Hernandez et al. (16) reported the results of a randomized cross-over study in which investigators increased the amount of carbohydrate and decreased the amount of fat in patients’ diets. They used a higher percentage of more nutrient-dense carbohydrate using the CHOICE (Choosing Healthy Options in Carbohydrate Energy) diet (60% carbohydrate, 45% fat, and 15% protein) with continuous glucose monitoring to determine mean blood glucose. This study was controlled, and carbohydrate intake was closely monitored. The results showed higher 1- and 2-hour postprandial breakfast values, 5-hour postprandial glucose levels, and overall daytime glucose values. Insulin and C-peptide levels on the CHOICE diet were higher than on the low-carbohydrate diet. However, these authors argued that the area under the curve glucose was still within the target range in the group with the higher-carbohydrate diet. They noted that free fatty acids were lower in the higher-carbohydrate diet and suggested that the free fatty acid levels may be an important component of the diet to treat GDM and prevent neonatal adiposity. However, obstetrical and neonatal outcomes were not addressed; this study specifically looked at glucose metabolism and not neonatal or maternal obstetrical outcomes.

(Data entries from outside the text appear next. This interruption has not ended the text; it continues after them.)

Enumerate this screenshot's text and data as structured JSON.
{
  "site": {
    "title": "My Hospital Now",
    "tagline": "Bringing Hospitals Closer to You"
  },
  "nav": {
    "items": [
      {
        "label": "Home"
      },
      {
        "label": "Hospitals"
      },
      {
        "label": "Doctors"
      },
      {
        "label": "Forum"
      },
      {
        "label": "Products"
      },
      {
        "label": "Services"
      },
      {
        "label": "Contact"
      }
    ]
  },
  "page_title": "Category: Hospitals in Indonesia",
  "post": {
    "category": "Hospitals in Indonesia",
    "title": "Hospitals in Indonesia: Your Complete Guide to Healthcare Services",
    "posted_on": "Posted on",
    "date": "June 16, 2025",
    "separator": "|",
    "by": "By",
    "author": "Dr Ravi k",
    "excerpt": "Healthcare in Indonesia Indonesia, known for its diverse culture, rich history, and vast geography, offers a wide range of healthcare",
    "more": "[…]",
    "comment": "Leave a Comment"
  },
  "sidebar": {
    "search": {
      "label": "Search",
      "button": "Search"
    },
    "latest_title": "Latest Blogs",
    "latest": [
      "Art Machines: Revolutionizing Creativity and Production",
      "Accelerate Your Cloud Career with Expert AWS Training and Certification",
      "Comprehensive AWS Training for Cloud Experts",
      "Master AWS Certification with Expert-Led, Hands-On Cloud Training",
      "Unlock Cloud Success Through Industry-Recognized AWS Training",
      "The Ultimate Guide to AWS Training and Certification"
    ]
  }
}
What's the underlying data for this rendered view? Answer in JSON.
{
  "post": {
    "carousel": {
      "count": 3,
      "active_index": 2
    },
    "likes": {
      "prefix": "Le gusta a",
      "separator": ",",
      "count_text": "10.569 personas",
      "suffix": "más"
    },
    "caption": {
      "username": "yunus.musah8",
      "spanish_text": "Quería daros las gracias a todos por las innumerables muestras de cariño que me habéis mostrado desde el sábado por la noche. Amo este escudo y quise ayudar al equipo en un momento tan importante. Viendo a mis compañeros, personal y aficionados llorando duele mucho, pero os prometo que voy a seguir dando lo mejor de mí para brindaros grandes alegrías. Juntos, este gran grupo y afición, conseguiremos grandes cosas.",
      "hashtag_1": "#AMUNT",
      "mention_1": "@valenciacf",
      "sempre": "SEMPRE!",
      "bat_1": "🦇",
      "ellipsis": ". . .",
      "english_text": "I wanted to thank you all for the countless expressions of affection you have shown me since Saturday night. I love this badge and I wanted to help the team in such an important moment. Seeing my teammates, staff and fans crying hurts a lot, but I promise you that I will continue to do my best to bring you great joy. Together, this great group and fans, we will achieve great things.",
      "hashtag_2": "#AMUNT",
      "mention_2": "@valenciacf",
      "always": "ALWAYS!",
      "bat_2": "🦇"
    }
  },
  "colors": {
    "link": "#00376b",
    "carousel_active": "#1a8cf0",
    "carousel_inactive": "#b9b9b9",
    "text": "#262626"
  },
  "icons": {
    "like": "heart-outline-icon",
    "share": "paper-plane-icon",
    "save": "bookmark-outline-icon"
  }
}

Trout et al. (17), in an article published in this issue of Diabetes Spectrum (p. 71), compared a low-carbohydrate diet (40% carbohydrate, 40% fat, and 15% protein) to a high-carbohydrate diet. However, the primary outcome of lower 2-hour postprandial blood glucose was not achieved. There was a trend toward lower fasting blood glucose and 2-hour postprandial values when results from the two sites for this study were compared. Although there was no significant difference in the neonatal complications of macrosomia and shoulder dystocia, there was a trend toward neonatal hypoglycemia in the nonintervention cohort following the higher-carbohydrate diet.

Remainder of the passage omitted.